SOMETIMES life has a habit of kicking you when you are down, but in the case of Newcastle United last night it clumsily elbowed them out of the way.
The Magpies travelled to Craven Cottage unbeaten in the league this year (okay, it is only the first week of February), but plenty of those watching in the stands and on television did so expecting to see a drama develop into a crisis.
Their morale battered by Andy Carroll’s controversial departure, a trip to in-form Fulham arguably took on “must-not-lose” proportions. Not only did Newcastle do that, they lost the man expected to shoulder the burden until the Magpies can buy a replacement for the £35m man. And just to round it off, it was another former United player, Damien Duff, who delivered the winning goal.
A lone banner in the away end read “Judas Carroll” as the teams ran out but the disparaging chants were aimed at Newcastle’s owner rather than Liverpool’s number nine. The only time the 22-year-old was when the cocky home fans felt confident enough of three points to taunt their visitors.
Having lost their top-scorer so controversially on Monday, it was perhaps inevitable the next man in the striking pecking order would be quick to follow him. Shola Ameobi’s body has never sat easily within his big frame, but it was a flailing elbow which caused his latest injury. With just 13 minutes gone, Steve Sidwell’s arm was a little too high when it connected with Ameobi’s cheekbone. The dazed forward was unable to continue, yet his team never got as much as a free-kick in compensation.
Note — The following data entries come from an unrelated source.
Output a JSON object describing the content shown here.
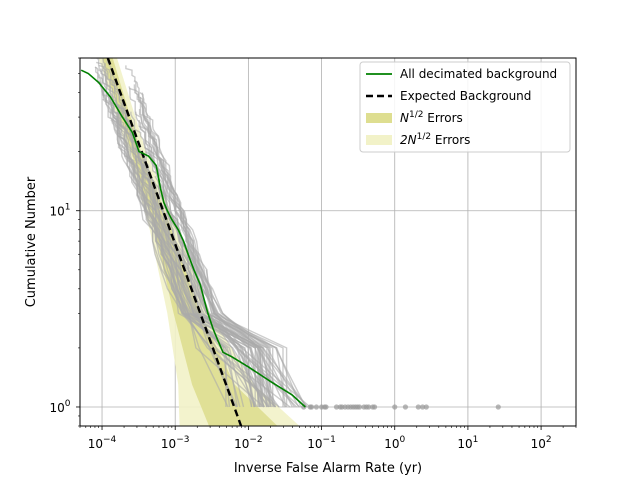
{
  "chart_data": {
    "type": "line",
    "title": "",
    "xlabel": "Inverse False Alarm Rate (yr)",
    "ylabel": "Cumulative Number",
    "xscale": "log",
    "yscale": "log",
    "xlim": [
      5e-05,
      300
    ],
    "ylim": [
      0.8,
      60
    ],
    "grid": true,
    "legend_position": "top-right",
    "x_tick_labels": [
      {
        "value": 0.0001,
        "base": "10",
        "exp": "−4"
      },
      {
        "value": 0.001,
        "base": "10",
        "exp": "−3"
      },
      {
        "value": 0.01,
        "base": "10",
        "exp": "−2"
      },
      {
        "value": 0.1,
        "base": "10",
        "exp": "−1"
      },
      {
        "value": 1,
        "base": "10",
        "exp": "0"
      },
      {
        "value": 10,
        "base": "10",
        "exp": "1"
      },
      {
        "value": 100,
        "base": "10",
        "exp": "2"
      }
    ],
    "y_tick_labels": [
      {
        "value": 1,
        "base": "10",
        "exp": "0"
      },
      {
        "value": 10,
        "base": "10",
        "exp": "1"
      }
    ],
    "legend": [
      {
        "kind": "line",
        "color": "#008000",
        "dashed": false,
        "text": "All decimated background",
        "sup": "",
        "prefix": "",
        "suffix": ""
      },
      {
        "kind": "line",
        "color": "#000000",
        "dashed": true,
        "text": "Expected Background",
        "sup": "",
        "prefix": "",
        "suffix": ""
      },
      {
        "kind": "patch",
        "color": "#dede90",
        "dashed": false,
        "text": "",
        "prefix": "N",
        "sup": "1/2",
        "suffix": " Errors"
      },
      {
        "kind": "patch",
        "color": "#f2f2c8",
        "dashed": false,
        "text": "",
        "prefix": "2N",
        "sup": "1/2",
        "suffix": " Errors"
      }
    ],
    "colors": {
      "all_decimated": "#008000",
      "expected": "#000000",
      "band_1sigma": "#dede90",
      "band_2sigma": "#f2f2c8",
      "trials": "#aaaaaa",
      "grid": "#b0b0b0"
    },
    "expected_background": {
      "x": [
        0.00012,
        0.00794
      ],
      "y": [
        60,
        0.8
      ]
    },
    "band_2sigma": {
      "x_left": [
        9e-05,
        0.00022,
        0.00045,
        0.00078,
        0.0011,
        0.00115
      ],
      "x_right": [
        0.00016,
        0.0004,
        0.0011,
        0.003,
        0.012,
        0.05
      ],
      "y": [
        60,
        20,
        8,
        3,
        1.3,
        0.8
      ]
    },
    "band_1sigma": {
      "x_left": [
        0.0001,
        0.00025,
        0.00052,
        0.00095,
        0.0017,
        0.0029
      ],
      "x_right": [
        0.00014,
        0.00034,
        0.0009,
        0.0022,
        0.0065,
        0.025
      ],
      "y": [
        60,
        20,
        8,
        3,
        1.3,
        0.8
      ]
    },
    "series": [
      {
        "name": "All decimated background",
        "x": [
          5.2e-05,
          6.5e-05,
          9e-05,
          0.00013,
          0.00019,
          0.00026,
          0.00032,
          0.00043,
          0.00055,
          0.00063,
          0.0007,
          0.00078,
          0.0009,
          0.0011,
          0.0013,
          0.0015,
          0.0018,
          0.0022,
          0.0025,
          0.0028,
          0.0033,
          0.0038,
          0.0045,
          0.006,
          0.01,
          0.02,
          0.04,
          0.06
        ],
        "y": [
          52,
          50,
          45,
          38,
          30,
          25,
          20,
          19,
          17,
          13,
          11,
          10,
          9,
          8,
          7,
          6,
          5,
          4.2,
          3.5,
          3,
          2.5,
          2.2,
          1.9,
          1.8,
          1.6,
          1.35,
          1.15,
          1.0
        ]
      }
    ],
    "trial_background_count": 60,
    "trial_points_y": 1,
    "trial_points_x": [
      0.057,
      0.07,
      0.073,
      0.085,
      0.1,
      0.11,
      0.115,
      0.16,
      0.18,
      0.19,
      0.21,
      0.23,
      0.25,
      0.27,
      0.29,
      0.31,
      0.33,
      0.38,
      0.41,
      0.44,
      0.5,
      0.53,
      1.0,
      1.4,
      2.1,
      2.4,
      2.7,
      26
    ]
  }
}
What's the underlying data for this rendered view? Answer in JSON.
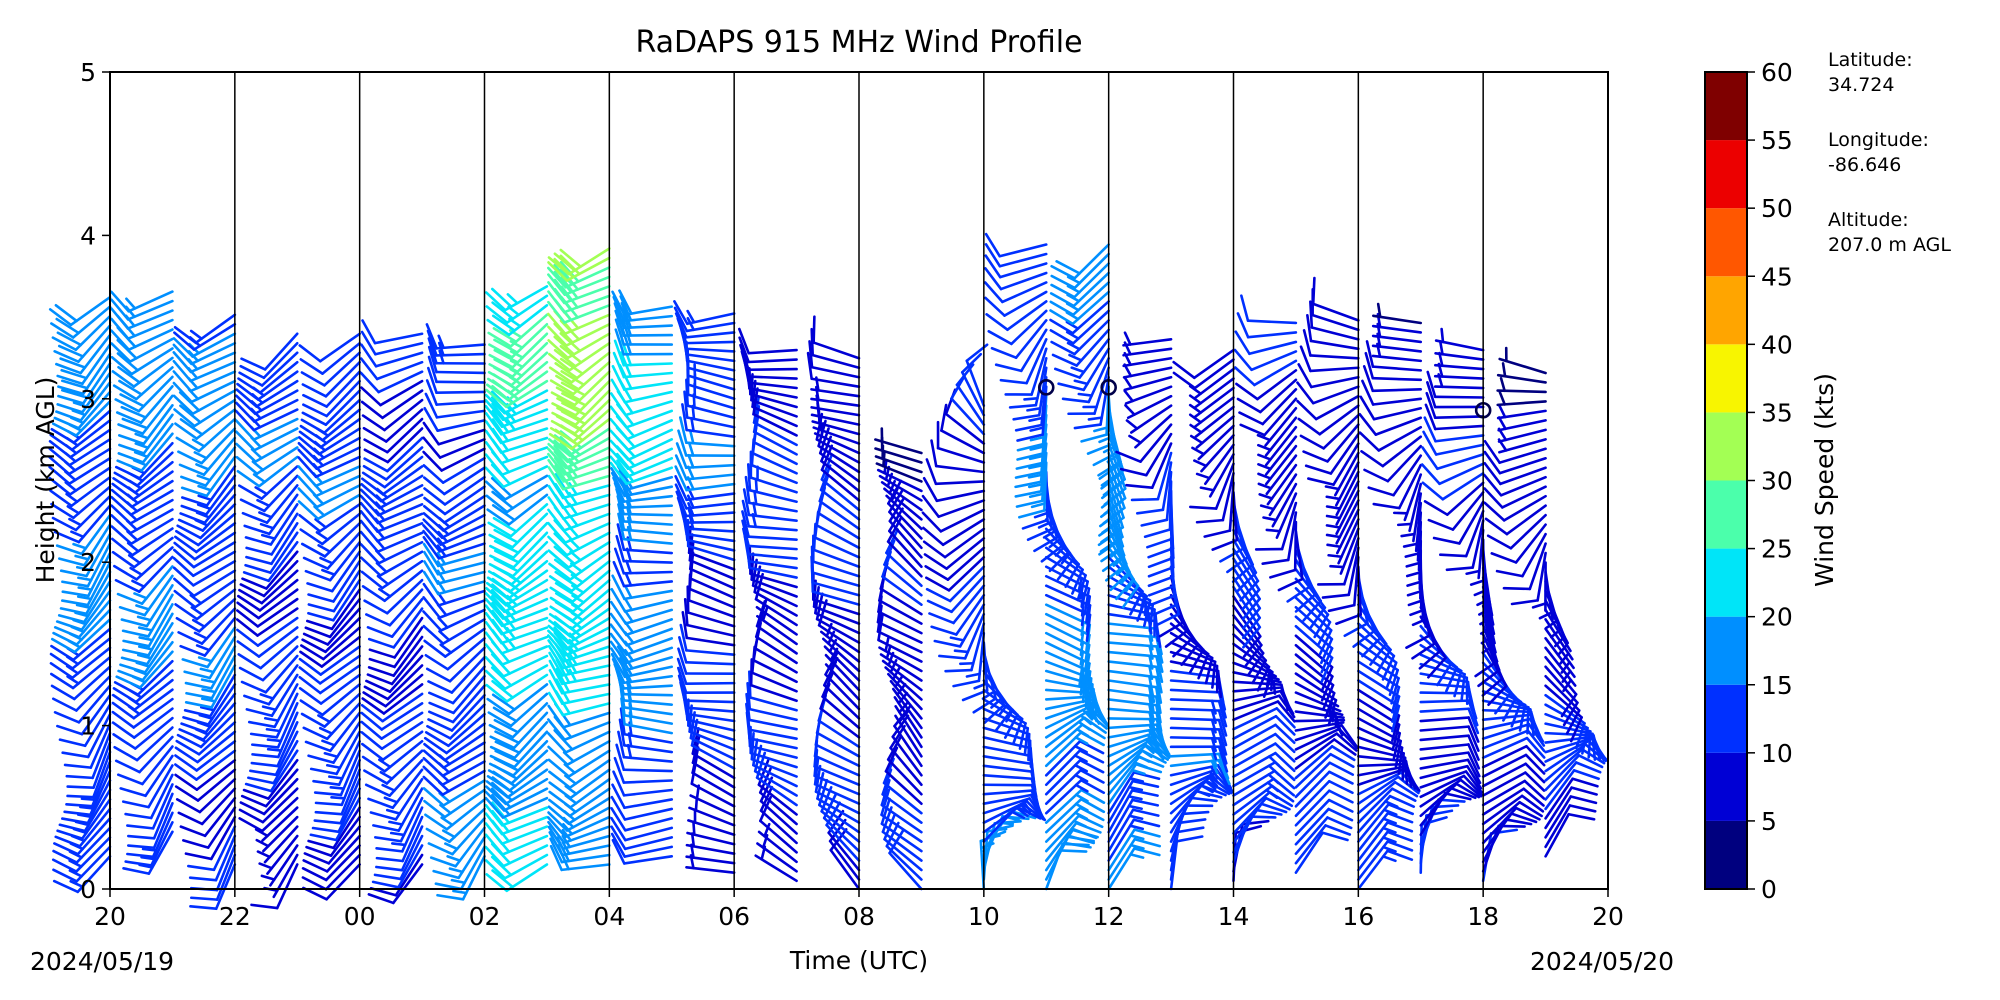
{
  "chart_data": {
    "type": "wind-barbs",
    "title": "RaDAPS 915 MHz Wind Profile",
    "xlabel": "Time (UTC)",
    "ylabel": "Height (km AGL)",
    "x_ticks": [
      "20",
      "22",
      "00",
      "02",
      "04",
      "06",
      "08",
      "10",
      "12",
      "14",
      "16",
      "18",
      "20"
    ],
    "x_tick_hours": [
      0,
      2,
      4,
      6,
      8,
      10,
      12,
      14,
      16,
      18,
      20,
      22,
      24
    ],
    "date_start": "2024/05/19",
    "date_end": "2024/05/20",
    "ylim": [
      0,
      5
    ],
    "y_ticks": [
      "0",
      "1",
      "2",
      "3",
      "4",
      "5"
    ],
    "grid": "vertical lines every 2 hours",
    "colorbar": {
      "label": "Wind Speed (kts)",
      "ticks": [
        "0",
        "5",
        "10",
        "15",
        "20",
        "25",
        "30",
        "35",
        "40",
        "45",
        "50",
        "55",
        "60"
      ],
      "colors": [
        "#00007f",
        "#0000d5",
        "#0030ff",
        "#008fff",
        "#00e5f8",
        "#4bffab",
        "#a3ff54",
        "#f8f500",
        "#ffa500",
        "#ff5700",
        "#ec0000",
        "#7f0000"
      ]
    },
    "site": {
      "latitude_label": "Latitude:",
      "latitude": "34.724",
      "longitude_label": "Longitude:",
      "longitude": "-86.646",
      "altitude_label": "Altitude:",
      "altitude": "207.0 m AGL"
    },
    "profiles": [
      {
        "time": 0.0,
        "bottom": 0.2,
        "top": 3.65,
        "dir_low": 210,
        "dir_high": 230,
        "spd_low": 12,
        "spd_high": 17
      },
      {
        "time": 1.0,
        "bottom": 0.35,
        "top": 3.7,
        "dir_low": 215,
        "dir_high": 235,
        "spd_low": 12,
        "spd_high": 17
      },
      {
        "time": 2.0,
        "bottom": 0.15,
        "top": 3.55,
        "dir_low": 215,
        "dir_high": 235,
        "spd_low": 11,
        "spd_high": 16
      },
      {
        "time": 3.0,
        "bottom": 0.15,
        "top": 3.45,
        "dir_low": 210,
        "dir_high": 235,
        "spd_low": 9,
        "spd_high": 14
      },
      {
        "time": 4.0,
        "bottom": 0.15,
        "top": 3.45,
        "dir_low": 210,
        "dir_high": 240,
        "spd_low": 10,
        "spd_high": 14
      },
      {
        "time": 5.0,
        "bottom": 0.15,
        "top": 3.4,
        "dir_low": 215,
        "dir_high": 245,
        "spd_low": 11,
        "spd_high": 12
      },
      {
        "time": 6.0,
        "bottom": 0.2,
        "top": 3.35,
        "dir_low": 220,
        "dir_high": 260,
        "spd_low": 14,
        "spd_high": 12
      },
      {
        "time": 7.0,
        "bottom": 0.15,
        "top": 3.7,
        "dir_low": 235,
        "dir_high": 240,
        "spd_low": 19,
        "spd_high": 24
      },
      {
        "time": 8.0,
        "bottom": 0.15,
        "top": 3.95,
        "dir_low": 250,
        "dir_high": 235,
        "spd_low": 16,
        "spd_high": 33
      },
      {
        "time": 9.0,
        "bottom": 0.2,
        "top": 3.6,
        "dir_low": 270,
        "dir_high": 255,
        "spd_low": 12,
        "spd_high": 22
      },
      {
        "time": 10.0,
        "bottom": 0.1,
        "top": 3.55,
        "dir_low": 290,
        "dir_high": 270,
        "spd_low": 8,
        "spd_high": 15
      },
      {
        "time": 11.0,
        "bottom": 0.05,
        "top": 3.35,
        "dir_low": 300,
        "dir_high": 280,
        "spd_low": 9,
        "spd_high": 11
      },
      {
        "time": 12.0,
        "bottom": 0.0,
        "top": 3.3,
        "dir_low": 310,
        "dir_high": 290,
        "spd_low": 10,
        "spd_high": 9
      },
      {
        "time": 13.0,
        "bottom": 0.0,
        "top": 2.7,
        "dir_low": 320,
        "dir_high": 300,
        "spd_low": 9,
        "spd_high": 7
      },
      {
        "time": 14.0,
        "bottom": 0.0,
        "top": 3.0,
        "dir_low": 10,
        "dir_high": 330,
        "spd_low": 14,
        "spd_high": 9
      },
      {
        "time": 15.0,
        "bottom": 0.0,
        "top": 4.0,
        "dir_low": 15,
        "dir_high": 250,
        "spd_low": 18,
        "spd_high": 12
      },
      {
        "time": 16.0,
        "bottom": 0.0,
        "top": 4.0,
        "dir_low": 20,
        "dir_high": 240,
        "spd_low": 17,
        "spd_high": 16
      },
      {
        "time": 17.0,
        "bottom": 0.0,
        "top": 3.4,
        "dir_low": 15,
        "dir_high": 260,
        "spd_low": 14,
        "spd_high": 8
      },
      {
        "time": 18.0,
        "bottom": 0.05,
        "top": 3.35,
        "dir_low": 10,
        "dir_high": 250,
        "spd_low": 11,
        "spd_high": 8
      },
      {
        "time": 19.0,
        "bottom": 0.1,
        "top": 3.5,
        "dir_low": 20,
        "dir_high": 270,
        "spd_low": 10,
        "spd_high": 8
      },
      {
        "time": 20.0,
        "bottom": 0.0,
        "top": 3.5,
        "dir_low": 30,
        "dir_high": 280,
        "spd_low": 12,
        "spd_high": 7
      },
      {
        "time": 21.0,
        "bottom": 0.1,
        "top": 3.5,
        "dir_low": 15,
        "dir_high": 290,
        "spd_low": 11,
        "spd_high": 6
      },
      {
        "time": 22.0,
        "bottom": 0.05,
        "top": 3.35,
        "dir_low": 10,
        "dir_high": 300,
        "spd_low": 11,
        "spd_high": 7
      },
      {
        "time": 23.0,
        "bottom": 0.2,
        "top": 3.2,
        "dir_low": 20,
        "dir_high": 300,
        "spd_low": 11,
        "spd_high": 6
      }
    ],
    "calm_markers": [
      {
        "time": 15.0,
        "height": 3.07
      },
      {
        "time": 16.0,
        "height": 3.07
      },
      {
        "time": 22.0,
        "height": 2.93
      }
    ]
  }
}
With or without Ameobi, goalscoring chances were hard to come by, though Fulham had the better of them.
Reinvigorated rather than demoralised by their January business and on the back of a thumping FA Cup win, Fulham were always on top in the first half, and Clint Dempsey their chief weapon.
The American – his place under threat from loan signing Gael Kakuta – was nearly on the scoresheet within 10 minutes, a fraction away from Andrew Johnson’s fizzed cross. Only quick thinking from Steve Harper stopped him getting to a throughball cleverly threaded by Danny Murphy.
The goalkeeper would have to be quick off his line again in first-half added time, heading away a long ball with Mike Williamson and Johnson bearing down on him.
As the man detailed to mark Dempsey, Danny Simpson was in for a difficult night and it got harder on the half hour when he was booked for being all over the winger having been dragged out of his comfort zone into the middle. But United escaped another such incident quickly after.